A 5-Step Plan to Move Forward Without Rushing In
Formal frameworks exist for structuring all of this — the NIST AI Risk Management Framework, ISO 42001 — and for organizations aiming for advanced maturity or certification, they’re essential. But to get started, you don’t need to master them. The essentials boil down to five concrete steps:
Step 1 — Know What You Have (2 weeks)
Before deciding what to deploy, do a quick inventory: what data do you process? Which data is sensitive — customers, employees, finances, trade secrets? Which is public or internal with minimal consequence? This basic classification guides everything else. No need to be exhaustive: one day with the right people around a table is often enough.
Step 2 — Look at What’s Already Happening (1 week)
Ask your IT team or an external consultant: what AI tools are your employees already using, officially or not? Shadow AI is probably already present. Better to know and regain control than to keep ignoring it.
Step 3 — Choose and Approve Tools with Intent (2 to 4 weeks)
Identify two or three tools suited to your needs and risk profile.
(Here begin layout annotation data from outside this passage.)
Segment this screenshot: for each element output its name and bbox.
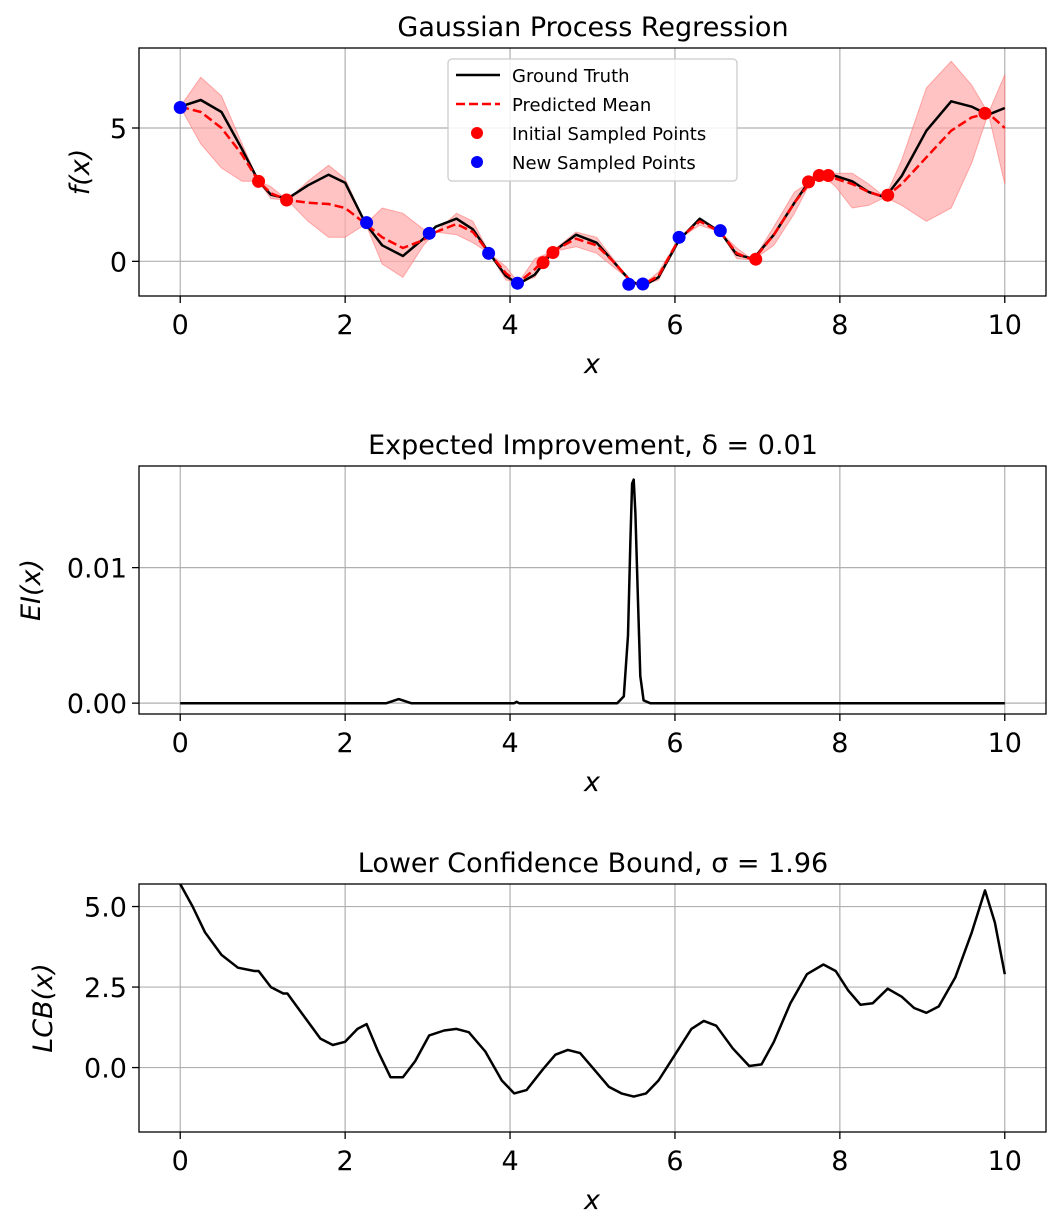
y-tick-label: 0.0 <box>84 1054 127 1085</box>
x-axis-label: x <box>583 349 601 380</box>
x-tick-labels: 0 2 4 6 8 10 <box>172 296 1022 341</box>
y-tick-labels: 05 <box>110 114 139 278</box>
legend-new-points-label: New Sampled Points <box>512 153 696 174</box>
x-tick-label: 10 <box>988 728 1022 759</box>
new-sampled-point <box>422 226 436 240</box>
y-tick-label: 0 <box>110 247 127 278</box>
legend-box <box>447 58 738 182</box>
x-tick-label: 0 <box>172 310 189 341</box>
panel-title: Lower Confidence Bound, σ = 1.96 <box>358 848 828 879</box>
initial-sampled-point <box>536 256 550 270</box>
x-axis-label: x <box>583 1185 601 1216</box>
x-tick-label: 0 <box>172 728 189 759</box>
plot-area <box>179 883 1007 1098</box>
y-tick-labels: 0.0 2.5 5.0 <box>84 893 139 1085</box>
new-sampled-point <box>360 216 374 230</box>
x-tick-labels: 0 2 4 6 8 10 <box>172 1132 1022 1177</box>
legend-predicted-mean-label: Predicted Mean <box>512 95 651 116</box>
x-tick-label: 4 <box>501 1146 518 1177</box>
panel-title: Expected Improvement, δ = 0.01 <box>368 430 818 461</box>
new-sampled-point <box>713 224 727 238</box>
x-tick-label: 2 <box>337 310 354 341</box>
x-tick-label: 10 <box>988 1146 1022 1177</box>
expected-improvement-panel: Expected Improvement, δ = 0.01 0 2 4 6 8 10 0… <box>16 430 1047 798</box>
plot-area <box>173 60 1006 291</box>
y-tick-label: 0.00 <box>67 689 127 720</box>
x-tick-label: 6 <box>666 728 683 759</box>
legend: Ground Truth Predicted Mean Initial Samp… <box>447 58 738 182</box>
y-tick-label: 5.0 <box>84 893 127 924</box>
initial-sampled-point <box>280 193 294 207</box>
x-tick-labels: 0 2 4 6 8 10 <box>172 714 1022 759</box>
x-tick-label: 8 <box>831 310 848 341</box>
new-sampled-point <box>173 100 187 114</box>
initial-sampled-point <box>546 246 560 260</box>
x-tick-label: 8 <box>831 1146 848 1177</box>
expected-improvement-line <box>180 478 1005 705</box>
y-tick-label: 0.01 <box>67 554 127 585</box>
y-tick-labels: 0.00 0.01 <box>67 554 139 720</box>
x-tick-label: 6 <box>666 1146 683 1177</box>
initial-sampled-point <box>881 188 895 202</box>
axes-frame <box>138 883 1047 1133</box>
plot-area <box>180 478 1005 705</box>
ground-truth-line <box>179 98 1006 288</box>
initial-sampled-point <box>749 252 763 266</box>
panel-title: Gaussian Process Regression <box>397 12 788 43</box>
legend-ground-truth-label: Ground Truth <box>512 66 630 87</box>
new-sampled-point <box>636 277 650 291</box>
x-tick-label: 8 <box>831 728 848 759</box>
lower-confidence-bound-panel: Lower Confidence Bound, σ = 1.96 0 2 4 6 8 10… <box>28 848 1047 1216</box>
x-axis-label: x <box>583 767 601 798</box>
x-tick-label: 2 <box>337 1146 354 1177</box>
new-sampled-point <box>672 230 686 244</box>
initial-sampled-point <box>821 168 835 182</box>
x-tick-label: 2 <box>337 728 354 759</box>
axes-frame <box>138 47 1047 297</box>
grid-lines <box>139 884 1046 1132</box>
initial-sampled-point <box>978 106 992 120</box>
x-tick-label: 10 <box>988 310 1022 341</box>
legend-initial-points-label: Initial Sampled Points <box>512 124 706 145</box>
initial-sampled-point <box>802 175 816 189</box>
x-tick-label: 4 <box>501 728 518 759</box>
initial-sampled-point <box>252 174 266 188</box>
y-tick-label: 5 <box>110 114 127 145</box>
axes-frame <box>138 465 1047 715</box>
x-tick-label: 0 <box>172 1146 189 1177</box>
x-tick-label: 4 <box>501 310 518 341</box>
initial-sampled-point <box>812 168 826 182</box>
y-axis-label: f(x) <box>65 149 96 196</box>
y-tick-label: 2.5 <box>84 973 127 1004</box>
new-sampled-point <box>622 277 636 291</box>
new-sampled-point <box>482 246 496 260</box>
y-axis-label: EI(x) <box>16 559 47 621</box>
confidence-band <box>179 60 1006 286</box>
gp-regression-panel: Gaussian Process Regression 0 2 4 6 8 10 05 x… <box>65 12 1047 380</box>
lower-confidence-bound-line <box>179 883 1007 1098</box>
x-tick-label: 6 <box>666 310 683 341</box>
new-sampled-point <box>510 276 524 290</box>
y-axis-label: LCB(x) <box>28 963 59 1052</box>
legend-new-points-swatch <box>471 156 483 168</box>
legend-initial-points-swatch <box>471 127 483 139</box>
For most organizations, an enterprise version of a recognized tool — Microsoft 365 Copilot, Google Gemini for Workspace, Claude for Work, ChatGPT Enterprise — offers a solid starting point with strong contractual protections. Document what’s approved, what’s restricted, what’s prohibited. And communicate it clearly.
Step 4 — Train Teams on the Essentials (1 day)
No need to turn everyone into a cybersecurity expert. One hour of practical training on three questions is enough: what should never go into an AI tool? How do you tell an approved tool from an unapproved one? What do you do if you’re not sure? Simple, concrete, memorable.
Step 5 — Update Your Privacy Policy (in parallel)
Privacy laws — like the GDPR in Europe or Quebec’s Law 25 — already require a personal information governance policy. If it hasn’t been updated to include AI, now is the time. This isn’t a six-month legal project — half a day with your compliance officer and a good template can cover the essentials.
What’s interesting about this approach is that it creates its own momentum. At first, you move cautiously because you don’t yet know your environment well. But as the framework takes shape, as teams have their first concrete, positive experiences, as reflexes develop — confidence grows. And with confidence comes velocity. Decisions are made faster, use cases multiply, the organization learns. This isn’t a transformation that’s decreed. It’s one that’s built, one step at a time.
The First Step Is the Only One Missing
The organizations that will get the most out of AI in the coming years won’t necessarily be those with the best technical resources from the start. They’ll be those that decided to move forward — with intelligence and caution, but move forward nonetheless.
Shadow AI is already here. The competition is moving. The opportunity is real.
The question is no longer whether you’ll adopt AI. It’s whether you’ll do it in an organized way, or endure what’s already happening without you.